VRaptor SpeedWorks, LLC
09-17-2013, 08:41 AM
That makes sense Shane but, I have a check valve on the system that enables the pump and filter to stay full of fluid when the car is turned off. It only happens when I turn the car off immediately after a WOT pull and let it heat soak for about five minutes. At that point the fuel in the system isn't at 58 PSI as the pump is off. I guess that would take the fuel boiling point to a lower temp. After cooling it down by pouring water on the pump, filter and rails it would start right up. That is what lead me to think that the fuel was boiling in the system.
If you had a check valve in the system to keep the pump and filter full of fuel, then you should have still had 58psi in the fuel rail, even with the engine turned off. This is why I've never heard of a case of vapor lock in an EFI car. Unless your check valve is bad, the fuel rail will always have pressure in it. In every fuel injected car I've ever worked on, you can shut off the car, and hours later, if you pull the cap off of the schrader valve (where you would hook up your pressure gauge) and push the valve in with a screwdriver, it will spray fuel out all over the place....at high pressure. With that much pressure retained in the rail, it can not boil. In the hours or days that it would take for that pressure to leak down, the engine will long ago be cooled off to ambient temp.

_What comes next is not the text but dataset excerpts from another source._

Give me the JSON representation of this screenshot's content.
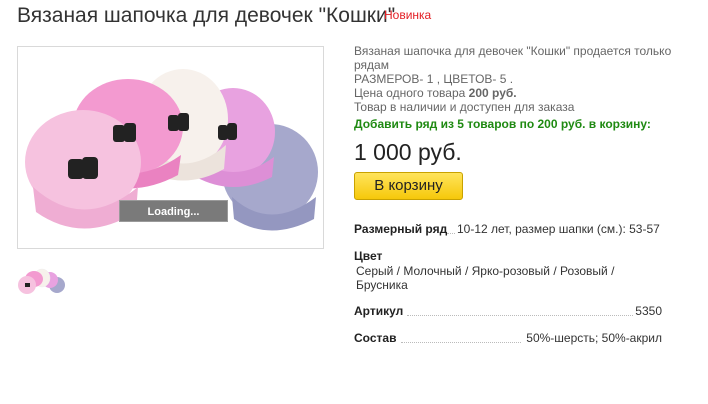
{
  "product": {
    "title": "Вязаная шапочка для девочек \"Кошки\"",
    "badge": "Новинка",
    "badge_color": "#e31e24",
    "loading_label": "Loading..."
  },
  "description": {
    "line1": "Вязаная шапочка для девочек \"Кошки\" продается только рядам",
    "line2": "РАЗМЕРОВ- 1 , ЦВЕТОВ- 5 .",
    "price_prefix": "Цена одного товара",
    "unit_price": "200 руб.",
    "line4": "Товар в наличии и доступен для заказа"
  },
  "purchase": {
    "add_row_label": "Добавить ряд из 5 товаров по 200 руб. в корзину:",
    "total_price": "1 000 руб.",
    "cart_button": "В корзину",
    "accent_color": "#1f8a12",
    "button_color": "#f6c80a"
  },
  "props": {
    "size_label": "Размерный ряд",
    "size_value": "10-12 лет, размер шапки (см.): 53-57",
    "color_label": "Цвет",
    "color_value": "Серый / Молочный / Ярко-розовый / Розовый / Брусника",
    "sku_label": "Артикул",
    "sku_value": "5350",
    "composition_label": "Состав",
    "composition_value": "50%-шерсть; 50%-акрил"
  }
}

I would also guess that in almost every system, that check valve is AFTER the pump....not before it. If you have a spring loaded check valve that the pump must try to suck fuel past, that is going to compound your problem with getting fuel to your pump. Just as you say in your OP, that you can hear the fuel pump sucking air. My guess is that it is cavitating in it's attempt to suck fuel and trying to overcome both gravity and the check valve spring.
Kempo
09-17-2013, 04:49 PM
Shane, you just hit the nail in the head. Now that you mention it my system used to hold the pressure whenever I turned the engine off or primed the system. Not anymore. It still holds fluid inside but not pressurized. I have installed the XRP flapper check valve part # 732608. There must be something wrong in there. I will take a look at the valve and see whats wrong in there. Thanks for sharing your knowledge.
VRaptor SpeedWorks, LLC
09-18-2013, 08:35 AM
Let me know what you find out!
LCD Gauges
09-18-2013, 01:36 PM
If you are having trouble with the fuel rail prime pressure, you can supply a constant voltage to the pump to allow for start-up. I'll provide details for my system if you like;
essentially the pump is connected to switched 12VDC, and I've installed a return line from the fuel regulator to the passenger side tank. This might not be desirable for those
using the complete PCM, and harness...but is an easy, effective solution for the guys like me running a 'custom' wired PCM.
Kempo
09-19-2013, 11:29 PM
Let me know what you find out!
Here is what I found out. I removed the check valve and tested it using compressed air. It worked as it should. It had flow one way and was totally sealed the other way. After that I removed the fuel pressure regulator. Again I used compressed air to test it. With the regulator set at 58 PSI as it was I applied 40 PSI of air to the regulator's inlet and air came out of the return port. I increased the pressure on the regulator and applied the same 40 PSI of air and air still came out of the return port. I then searched for the install instructions of the regulator and Aeromotive has a note there that says "the enclosed regulator will not necessarily seal to hold fuel pressure after the fuel pump stops running" So I guess that's why my system holds fuel in the lines but without any pressure. At least my problem went away with the changes I made so I won't have to get a different brand regulator.